Когда внутрипартийные противоречия в некоторых странах достигали особой остроты, мне приходилось беседовать и с теми лидерами, которые приходили на смену уходящим. У новых лидеров явно обнаружилась тенденция переложить решение кадровых проблем на Москву. Я помню ночной звонок мне из Болгарии, когда болгары просили пригласить их Политбюро в Москву и решить проблему нового руководства. Нечто похожее было и в случае с ГДР. В Москве, однако, была твердая позиция невмешательства. Мы убеждали своих коллег, что только они сами, и только они, отвечают за судьбу своих народов.
В последние годы модно утверждать, что такая позиция объяснялась растерянностью, нерешительностью Москвы, сложностью положения в самом СССР. Нечто подобное, конечно, присутствовало. Но не в этом главное. Главное состояло в общем принципе, который был заложен в сердце- вину Перестройки, — свобода социального выбора каждой страной, каждым народом. Этот принцип прозвучал еще в 1985 году в речи Горбачева на апрельском пленуме. Об этом я уже писал. Что же касается характера и значения освободительного процесса в странах Восточной Европы с точки зрения исхода «холодной войны», то надо признать явную недооценку этого процесса советской внешней политикой. Он развивался как бы вне интересов нашей страны. Запад оказался здесь гораздо проворнее.
К сожалению, на Западе, и прежде всего в США, некоторые политики усмотрели в событиях в СССР и странах Восточной Европы только кризис, открывший возможность ослабить главного оппонента, нанести весомый удар по «мировому коммунизму». Практически государственный Запад остался в стороне от процесса демократизации нашей страны, оставив нас, молодую демократию, один на один в борьбе с мощнейшей машиной XX века — большевистским тоталитаризмом. При этом стали банальными ссылки на необходимость подождать, пока в СССР не стабилизируется обстановка, на то, что бизнес не может рисковать. Это больше, чем недальновидность. Хотя в определенной мере виноваты мы сами с нашими мятежами и откатами, которые демонстрировали и демонстрируют до сих пор возможность поворота вспять.
Хочу быть правильно понятым.
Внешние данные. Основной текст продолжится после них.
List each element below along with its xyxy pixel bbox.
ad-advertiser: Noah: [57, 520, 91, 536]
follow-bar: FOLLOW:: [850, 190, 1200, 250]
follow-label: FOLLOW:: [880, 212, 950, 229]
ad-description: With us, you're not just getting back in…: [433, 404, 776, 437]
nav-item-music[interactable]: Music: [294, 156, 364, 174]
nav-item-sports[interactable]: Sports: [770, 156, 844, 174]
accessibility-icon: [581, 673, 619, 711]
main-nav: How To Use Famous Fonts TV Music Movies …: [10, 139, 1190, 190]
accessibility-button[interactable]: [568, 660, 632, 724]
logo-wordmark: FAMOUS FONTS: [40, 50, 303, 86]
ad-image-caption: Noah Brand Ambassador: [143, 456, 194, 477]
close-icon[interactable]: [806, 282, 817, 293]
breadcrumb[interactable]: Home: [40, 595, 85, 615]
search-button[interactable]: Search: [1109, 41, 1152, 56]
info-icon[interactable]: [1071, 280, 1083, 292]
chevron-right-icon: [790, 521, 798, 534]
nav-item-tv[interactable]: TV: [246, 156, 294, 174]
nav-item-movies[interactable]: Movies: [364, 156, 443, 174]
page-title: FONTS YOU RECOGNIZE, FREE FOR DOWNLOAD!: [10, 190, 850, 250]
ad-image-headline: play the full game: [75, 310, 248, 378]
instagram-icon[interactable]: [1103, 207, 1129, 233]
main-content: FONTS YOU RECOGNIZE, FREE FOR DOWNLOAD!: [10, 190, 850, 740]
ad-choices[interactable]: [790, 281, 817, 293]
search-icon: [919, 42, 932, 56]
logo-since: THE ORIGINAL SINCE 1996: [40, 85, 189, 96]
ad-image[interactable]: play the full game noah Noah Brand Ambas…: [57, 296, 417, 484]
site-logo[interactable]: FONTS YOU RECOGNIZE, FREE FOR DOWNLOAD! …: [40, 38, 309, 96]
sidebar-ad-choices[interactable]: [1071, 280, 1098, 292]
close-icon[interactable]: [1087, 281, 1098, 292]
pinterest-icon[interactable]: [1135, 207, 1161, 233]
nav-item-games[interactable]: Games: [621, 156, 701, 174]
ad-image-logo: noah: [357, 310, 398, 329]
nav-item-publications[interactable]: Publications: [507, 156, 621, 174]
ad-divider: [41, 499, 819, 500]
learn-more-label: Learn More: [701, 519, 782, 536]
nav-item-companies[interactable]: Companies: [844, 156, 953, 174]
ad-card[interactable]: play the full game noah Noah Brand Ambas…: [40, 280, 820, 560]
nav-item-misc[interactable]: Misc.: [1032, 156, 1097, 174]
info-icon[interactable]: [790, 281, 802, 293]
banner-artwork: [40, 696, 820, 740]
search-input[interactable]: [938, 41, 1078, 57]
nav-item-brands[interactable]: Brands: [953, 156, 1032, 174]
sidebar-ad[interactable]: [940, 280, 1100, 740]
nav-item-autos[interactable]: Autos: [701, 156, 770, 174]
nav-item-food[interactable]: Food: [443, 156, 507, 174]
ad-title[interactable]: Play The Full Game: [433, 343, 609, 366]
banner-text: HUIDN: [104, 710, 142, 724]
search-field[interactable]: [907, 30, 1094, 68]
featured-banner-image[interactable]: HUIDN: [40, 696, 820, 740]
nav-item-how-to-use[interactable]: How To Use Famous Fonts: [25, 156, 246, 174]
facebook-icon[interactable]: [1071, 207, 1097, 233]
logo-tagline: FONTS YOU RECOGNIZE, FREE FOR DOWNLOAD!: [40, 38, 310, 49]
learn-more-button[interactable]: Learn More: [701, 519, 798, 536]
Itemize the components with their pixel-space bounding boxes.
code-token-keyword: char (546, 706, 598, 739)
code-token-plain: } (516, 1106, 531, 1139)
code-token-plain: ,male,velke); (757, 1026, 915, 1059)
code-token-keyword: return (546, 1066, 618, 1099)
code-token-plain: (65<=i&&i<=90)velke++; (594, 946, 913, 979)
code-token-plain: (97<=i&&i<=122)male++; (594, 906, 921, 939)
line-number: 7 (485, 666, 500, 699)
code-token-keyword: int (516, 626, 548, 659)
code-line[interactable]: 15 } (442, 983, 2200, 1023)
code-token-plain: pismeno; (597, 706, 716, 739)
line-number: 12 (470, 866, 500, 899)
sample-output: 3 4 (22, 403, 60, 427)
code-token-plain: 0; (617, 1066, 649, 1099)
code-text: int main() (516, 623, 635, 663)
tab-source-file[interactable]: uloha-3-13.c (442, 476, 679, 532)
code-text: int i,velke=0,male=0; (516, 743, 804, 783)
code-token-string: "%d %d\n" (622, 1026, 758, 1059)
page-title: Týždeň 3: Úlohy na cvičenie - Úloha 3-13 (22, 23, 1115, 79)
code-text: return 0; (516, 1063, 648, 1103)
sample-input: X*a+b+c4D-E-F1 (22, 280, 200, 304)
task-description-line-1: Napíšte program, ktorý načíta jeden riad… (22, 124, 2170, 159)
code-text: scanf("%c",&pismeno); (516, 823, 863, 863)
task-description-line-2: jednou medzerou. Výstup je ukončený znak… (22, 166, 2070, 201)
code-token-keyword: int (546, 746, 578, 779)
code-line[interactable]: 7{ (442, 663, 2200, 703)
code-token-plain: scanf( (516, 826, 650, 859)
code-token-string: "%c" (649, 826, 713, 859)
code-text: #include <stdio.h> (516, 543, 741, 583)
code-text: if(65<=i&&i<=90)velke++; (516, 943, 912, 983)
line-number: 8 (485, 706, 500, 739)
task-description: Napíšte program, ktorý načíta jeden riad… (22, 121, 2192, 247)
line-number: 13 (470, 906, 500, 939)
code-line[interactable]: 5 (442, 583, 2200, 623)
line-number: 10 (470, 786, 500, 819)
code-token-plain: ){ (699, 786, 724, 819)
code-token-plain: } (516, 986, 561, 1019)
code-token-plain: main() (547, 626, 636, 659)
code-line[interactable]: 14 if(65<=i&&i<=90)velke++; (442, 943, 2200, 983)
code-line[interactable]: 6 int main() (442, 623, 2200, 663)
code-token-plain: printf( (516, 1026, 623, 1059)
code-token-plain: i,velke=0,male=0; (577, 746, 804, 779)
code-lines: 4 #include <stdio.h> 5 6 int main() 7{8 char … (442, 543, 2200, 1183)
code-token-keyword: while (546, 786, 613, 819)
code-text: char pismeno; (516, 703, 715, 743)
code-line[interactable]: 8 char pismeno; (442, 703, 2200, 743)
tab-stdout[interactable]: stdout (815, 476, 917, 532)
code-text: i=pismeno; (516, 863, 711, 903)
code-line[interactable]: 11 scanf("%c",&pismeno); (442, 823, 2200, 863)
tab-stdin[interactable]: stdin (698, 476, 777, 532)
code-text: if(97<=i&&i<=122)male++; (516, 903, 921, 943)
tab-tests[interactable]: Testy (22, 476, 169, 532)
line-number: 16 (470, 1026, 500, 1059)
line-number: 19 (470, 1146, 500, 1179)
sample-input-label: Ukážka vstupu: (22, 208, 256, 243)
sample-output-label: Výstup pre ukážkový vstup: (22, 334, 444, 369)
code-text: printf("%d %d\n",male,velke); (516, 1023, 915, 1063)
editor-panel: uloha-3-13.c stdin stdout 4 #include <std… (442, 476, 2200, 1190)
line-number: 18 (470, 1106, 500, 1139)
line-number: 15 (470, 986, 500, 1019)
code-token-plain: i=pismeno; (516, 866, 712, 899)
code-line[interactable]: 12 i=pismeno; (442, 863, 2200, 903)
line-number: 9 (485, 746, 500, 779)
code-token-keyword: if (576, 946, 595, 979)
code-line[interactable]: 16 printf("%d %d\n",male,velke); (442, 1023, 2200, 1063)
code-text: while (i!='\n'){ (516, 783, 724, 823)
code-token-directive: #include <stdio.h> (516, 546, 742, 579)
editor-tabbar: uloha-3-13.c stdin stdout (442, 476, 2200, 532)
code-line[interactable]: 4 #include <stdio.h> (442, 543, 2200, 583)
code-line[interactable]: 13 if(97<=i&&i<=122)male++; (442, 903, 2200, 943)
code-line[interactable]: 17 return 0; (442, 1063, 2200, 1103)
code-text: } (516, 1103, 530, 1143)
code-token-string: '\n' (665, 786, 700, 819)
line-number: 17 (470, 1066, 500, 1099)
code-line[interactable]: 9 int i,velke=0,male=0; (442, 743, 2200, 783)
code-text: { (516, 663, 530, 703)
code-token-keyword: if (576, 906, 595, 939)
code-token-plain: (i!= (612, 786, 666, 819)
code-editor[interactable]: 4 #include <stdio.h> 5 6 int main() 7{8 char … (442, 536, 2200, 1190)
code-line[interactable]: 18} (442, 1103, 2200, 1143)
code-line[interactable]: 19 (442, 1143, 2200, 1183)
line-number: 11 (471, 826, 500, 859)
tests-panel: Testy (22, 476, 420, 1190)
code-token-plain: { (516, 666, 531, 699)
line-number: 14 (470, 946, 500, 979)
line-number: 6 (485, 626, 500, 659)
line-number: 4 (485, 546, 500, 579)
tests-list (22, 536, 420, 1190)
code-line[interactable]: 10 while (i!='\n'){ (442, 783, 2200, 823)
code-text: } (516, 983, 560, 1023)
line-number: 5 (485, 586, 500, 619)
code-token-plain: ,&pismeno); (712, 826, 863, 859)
Я не выдвигаю никаких политических или моральных обвинений в адрес кого бы то ни было, просто констатирую факт. Или то, что лично мне представляется фактом. Никоим образом не отрицаю того, что советская система действительно переживала глубокий и потенциально опасный кризис. Собственно, об этом в годы Перестройки не раз публично и откровенно говорили и Горбачев, и я сам, и некоторые другие представители советского руководства. Никто, разумеется, не мог гарантировать того, что Перестройка или иные реформаторские усилия непременно принесут те желанные результаты, на которые рассчитывали ее инициаторы. И в этих обстоятельствах взятый Западом в целом курс на минимизацию собственного риска, на всестороннюю подстраховку собственных интересов и позиций был прагматичен, именно прагматичен, но только на данный момент, а не на перспективу. Прогностической мощи Западу не хватило. В результате прекращение «холодной войны» не стало или, скажу осторожнее, пока не стало разрывом с силовой психологией в политике в пользу интеллектуальной и нравственной детерминанты.
В итоге утвердилась позиция, исходившая из того, что в СССР назревает «крах коммунизма», а не предпосылки для поворота к новой и перспективной модели развития. Точно так же и в новом политическом мышлении увидели лишь вынужденный зигзаг, а не нечто принципиально новое в подходах к международным делам. Была взята линия только на завершение «краха коммунизма» — по возможности без неприемлемых потрясений.
Если говорить о Советском Союзе, то речь идет не просто о распаде империи, а о тяготении отдельных ее частей к различным «полюсам притяжения», о перекройке карты мира. Пока что существует опасность формирования новой конфигурации той же по сути конфронтационной модели, от которой мы с таким трудом отказались. Возникновение новых азимутов конфронтации в известной мере обусловлено положением постсоветских стран на стыке разновекторных политических сил: на Западе — интегрирующейся Европы; на Востоке — Японии и стремительно выходящих на мировую авансцену стран АТР, а главное — такого важнейшего фактора, как Китай; на Юге — огромного массива развивающихся стран с растущими националистическими устремлениями и агрессивной идеологией фундаментализма. Оттесняемая на Восток и Север, Россия, если подобное будет продолжаться, неизбежно усилит свою активность на Дальнем Востоке. В принципе для этого есть благоприятные предпосылки.